Another source of income for Sopron is the brewery. We didn’t visit it, but we did buy some Soproni Zero (grapefruit and orange flavors) in the supermarket. Rachel’s brother liked it, but her sister thought it was gross. I think it did grow on her a bit, but I don’t think she’ll be a connoisseur of non-alcoholic beer anytime soon.

The organ of the Reform church in Sopron

The fire tower and town hall were closed for renovations, so we only went inside three attractions: the goat church, a reform church, and the Storno house. The goat church was somewhat small. There was a tomb from 1644 underneath some of the pews which I thought was interesting. The reform church was much larger and completely different from Catholic churches. It had three floors and reminded me a bit of the Synagogue in Budapest. Apparently the organ is the largest in Hungary. The organ was indeed gorgeous and we wanted to go up stairs to see it, but it was closed off. The Storno house was very interesting.
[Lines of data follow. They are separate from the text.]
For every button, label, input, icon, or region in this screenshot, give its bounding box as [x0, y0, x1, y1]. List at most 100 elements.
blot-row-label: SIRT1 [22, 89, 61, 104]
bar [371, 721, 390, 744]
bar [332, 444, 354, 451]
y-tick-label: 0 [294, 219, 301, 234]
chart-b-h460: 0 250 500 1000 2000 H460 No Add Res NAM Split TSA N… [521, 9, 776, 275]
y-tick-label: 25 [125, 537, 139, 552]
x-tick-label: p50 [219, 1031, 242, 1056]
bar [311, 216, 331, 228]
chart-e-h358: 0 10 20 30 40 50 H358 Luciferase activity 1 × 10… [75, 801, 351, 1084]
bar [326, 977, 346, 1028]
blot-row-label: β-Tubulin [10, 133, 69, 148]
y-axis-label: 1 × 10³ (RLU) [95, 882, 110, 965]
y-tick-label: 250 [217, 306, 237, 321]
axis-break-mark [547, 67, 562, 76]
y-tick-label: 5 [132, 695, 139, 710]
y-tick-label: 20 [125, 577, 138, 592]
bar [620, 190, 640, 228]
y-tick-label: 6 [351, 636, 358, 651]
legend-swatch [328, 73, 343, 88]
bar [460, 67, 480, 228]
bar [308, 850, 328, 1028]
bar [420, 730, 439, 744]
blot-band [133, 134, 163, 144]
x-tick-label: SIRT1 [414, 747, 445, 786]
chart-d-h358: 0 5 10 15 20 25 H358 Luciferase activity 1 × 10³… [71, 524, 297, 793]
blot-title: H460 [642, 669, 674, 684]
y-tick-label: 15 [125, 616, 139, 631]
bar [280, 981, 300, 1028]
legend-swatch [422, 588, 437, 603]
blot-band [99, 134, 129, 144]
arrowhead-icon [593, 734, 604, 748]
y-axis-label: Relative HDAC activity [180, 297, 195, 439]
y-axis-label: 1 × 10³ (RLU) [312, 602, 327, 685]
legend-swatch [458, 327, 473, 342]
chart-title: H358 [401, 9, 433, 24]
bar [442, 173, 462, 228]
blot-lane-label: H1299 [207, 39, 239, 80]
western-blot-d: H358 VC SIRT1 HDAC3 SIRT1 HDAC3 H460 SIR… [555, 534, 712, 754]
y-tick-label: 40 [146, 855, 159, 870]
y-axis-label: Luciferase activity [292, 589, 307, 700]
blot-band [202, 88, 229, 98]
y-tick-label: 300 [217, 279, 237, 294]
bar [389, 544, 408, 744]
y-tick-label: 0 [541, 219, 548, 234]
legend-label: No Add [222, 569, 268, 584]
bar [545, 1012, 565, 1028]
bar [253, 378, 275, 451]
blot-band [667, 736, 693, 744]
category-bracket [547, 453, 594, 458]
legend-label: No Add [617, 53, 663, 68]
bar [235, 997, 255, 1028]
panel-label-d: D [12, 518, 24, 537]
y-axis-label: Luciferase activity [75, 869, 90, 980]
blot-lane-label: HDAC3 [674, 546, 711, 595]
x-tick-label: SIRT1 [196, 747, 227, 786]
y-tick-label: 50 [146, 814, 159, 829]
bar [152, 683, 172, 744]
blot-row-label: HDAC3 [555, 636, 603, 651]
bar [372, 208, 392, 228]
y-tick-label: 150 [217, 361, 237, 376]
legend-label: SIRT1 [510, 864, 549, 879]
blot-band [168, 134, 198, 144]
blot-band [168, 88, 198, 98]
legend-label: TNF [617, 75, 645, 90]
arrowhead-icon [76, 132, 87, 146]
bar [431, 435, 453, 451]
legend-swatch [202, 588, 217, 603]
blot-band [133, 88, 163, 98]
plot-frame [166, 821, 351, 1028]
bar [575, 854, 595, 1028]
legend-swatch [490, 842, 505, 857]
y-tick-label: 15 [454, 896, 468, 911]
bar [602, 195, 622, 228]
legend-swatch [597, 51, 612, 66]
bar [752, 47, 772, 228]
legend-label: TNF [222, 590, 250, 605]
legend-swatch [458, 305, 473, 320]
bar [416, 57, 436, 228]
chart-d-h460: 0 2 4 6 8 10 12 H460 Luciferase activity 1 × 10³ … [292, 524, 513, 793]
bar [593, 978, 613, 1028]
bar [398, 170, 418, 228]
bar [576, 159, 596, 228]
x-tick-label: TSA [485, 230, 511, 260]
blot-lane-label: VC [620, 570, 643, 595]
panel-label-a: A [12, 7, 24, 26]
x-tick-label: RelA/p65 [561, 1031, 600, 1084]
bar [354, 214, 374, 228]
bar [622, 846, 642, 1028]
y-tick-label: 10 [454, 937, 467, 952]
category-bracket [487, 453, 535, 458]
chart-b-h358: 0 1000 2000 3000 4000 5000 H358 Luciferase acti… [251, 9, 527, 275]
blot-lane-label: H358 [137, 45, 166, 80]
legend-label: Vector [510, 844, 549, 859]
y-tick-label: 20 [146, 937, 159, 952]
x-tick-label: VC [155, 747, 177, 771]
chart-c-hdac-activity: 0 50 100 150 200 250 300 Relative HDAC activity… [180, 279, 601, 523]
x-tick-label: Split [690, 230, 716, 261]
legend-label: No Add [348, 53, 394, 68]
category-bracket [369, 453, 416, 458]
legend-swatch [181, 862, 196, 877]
The last owners of the house (the Storno family) loved to collect antiques and it contains a large selection of old things. I loved the smattering of arms and armor (of course), as well as the intricate locks and keys from various periods.

We decided to eat at a restaurant which was recommended in Rick Steve’s and also on the way back to the train station. Sadly, when we got there is was closed for renovation (or maybe permanently). We had to backtrack quite a bit and hurry so as to not miss our train, but we made it.